A Beautiful Find: Facilitating Schizophrenia Research

by ISI Staff

An ISI research team, headed by José Luis Ambite, is creating key data integration software for SchizConnect, a project that aims to facilitate schizophrenia research.

Think “big data” and schizophrenia research probably isn’t the first subject that comes to mind. But that’s exactly what a USC Information Sciences Institute team is pursuing. Part of a national coalition to foster novel schizophrenia research, ISI is making brain-imaging data far easier to access and integrate across disparate sources including relational, specialized neuroimaging and clinical patient databases.

Called SchizConnect, the project seeks to boost analytic power by increasing the types and volumes of data that schizophrenia researchers can assess. A highly interdisciplinary team includes psychiatrists, psychologists, neuroscientists, radiologists and other collaborators at five universities and research institutes. ISI’s biomedical data integration group, headed by Jose-Luis Ambite, is creating SchizConnect’s key data integration software, while the other four institutions are providing data sets and domain expertise.

“The challenge is to integrate information in ways that researchers can readily access, and still support the very large data volumes they need for discovery and insight,” says Ambite, an ISI research team leader and USC Viterbi School of Engineering research professor in computer science. His group’s solution: novel mediation software that queries heterogeneous data sources, then integrates results in a consistent format. In essence, data appear as a single, uniform source regardless of its origin.

Such federated access is particularly valuable given schizophrenia’s intense complexity. A psychotic disorder characterized by severely impaired thinking, emotions and behaviors, schizophrenia has been vividly portrayed in A Beautiful Mind and many other films. The disease interferes with sensory stimuli filtering, and may produce enhanced or imaginary sounds, colors and other perceptions.

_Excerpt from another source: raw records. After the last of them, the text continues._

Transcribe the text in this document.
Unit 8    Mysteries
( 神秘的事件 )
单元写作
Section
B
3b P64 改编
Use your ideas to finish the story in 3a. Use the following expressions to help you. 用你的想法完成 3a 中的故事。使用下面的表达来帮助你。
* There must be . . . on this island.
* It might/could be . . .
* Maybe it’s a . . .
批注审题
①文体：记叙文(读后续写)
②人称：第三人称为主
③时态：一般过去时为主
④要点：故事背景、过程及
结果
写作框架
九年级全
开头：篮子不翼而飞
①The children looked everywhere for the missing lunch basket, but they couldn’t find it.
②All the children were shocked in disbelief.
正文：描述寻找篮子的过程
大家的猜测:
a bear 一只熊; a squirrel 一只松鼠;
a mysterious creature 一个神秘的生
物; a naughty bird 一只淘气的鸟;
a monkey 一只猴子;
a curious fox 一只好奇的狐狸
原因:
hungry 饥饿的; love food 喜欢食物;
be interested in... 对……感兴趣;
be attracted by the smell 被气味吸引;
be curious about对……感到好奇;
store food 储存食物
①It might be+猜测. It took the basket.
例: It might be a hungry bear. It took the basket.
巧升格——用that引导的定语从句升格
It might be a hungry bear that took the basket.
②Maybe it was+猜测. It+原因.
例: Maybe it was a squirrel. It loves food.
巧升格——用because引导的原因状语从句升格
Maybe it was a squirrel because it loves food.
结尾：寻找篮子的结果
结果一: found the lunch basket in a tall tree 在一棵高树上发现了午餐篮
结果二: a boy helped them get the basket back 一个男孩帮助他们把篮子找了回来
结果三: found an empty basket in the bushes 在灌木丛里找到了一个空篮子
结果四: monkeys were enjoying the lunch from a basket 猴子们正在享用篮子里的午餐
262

Unravelling those dynamics now relies heavily on structural and functional magnetic resonance imaging of patients’ brains. But such imaging requires costly equipment, major time investments and appropriate patients’ willingness to participate. As a result, studies often are relatively small and geographically localized. Data from each study also tends to be stored in a unique format and repository. While some consolidated data repositories exist, they require data providers to modify their data to conform to the repository’s format, a costly process that raises barriers to entry for smaller projects.

SchizConnect addresses those issues with a virtual data integration system that supports large-scale exploration and analysis of neuroimaging and clinical data from multiple sites, dimensions and modes. Sources include neuroimaging repositories such as XNAT and clinical repositories such as REDCAP. The search-and-download system enables all data to remain in its original source and schema, with no impact on previously collected data. And information stays under each originating project’s control.

The ISI team’s work now delivers access to clinical, cognitive and neuroimaging data for 1,200 diagnosed individuals. Resources are being accessed by 400 neuroscience researchers around the world, who have queried SchizConnect over 3,300 times since 2014. SchizConnect plans to increase to 2,000 subjects, and Ambite expects the system to scale to substantially more sources and much larger data volumes.

Users can formulate queries with an intuitive, drag-and- drop graphical interface. For example, a researcher easily can define a query for T1 scans and cognitive assessments for males less than 20 years old with schizoaffective disorder. SchizConnect identifies relevant sources, translates the query into the appropriate source schemas, executes a distributed access plan and assembles the results in a consistent format.

Data is drawn from leading neuroimaging repositories, including the UCI Functional Biomedical Informatics Research Network, COINS (MCIC, COBRE), and XNAT Central. Other collaborators are the Northwestern University Feinberg School of Medicine, Georgia State University and the Mind Research Network, an Albuquerque, New Mexico-based academic coalition. SchizConnect is funded by the US National Institute of Mental Health, a division of the US Department of Health and Human Services.

The SchizConnect mediator builds on the ISI team’s previous work on the Biomedical Informatics Research Network (BIRN), and is being applied to related projects, such as the Pediatric Research Using Integrated Sensor Monitoring Systems (PRISMS) initiative, which Ambite co- leads with Frank Gilliland, a Keck School of Medicine of USC professor of preventive medicine. SchizConnect “isn’t just advancing mediation systems research,” says Ambite. “It has the potential to have a dramatic impact on the quality of people’s lives.”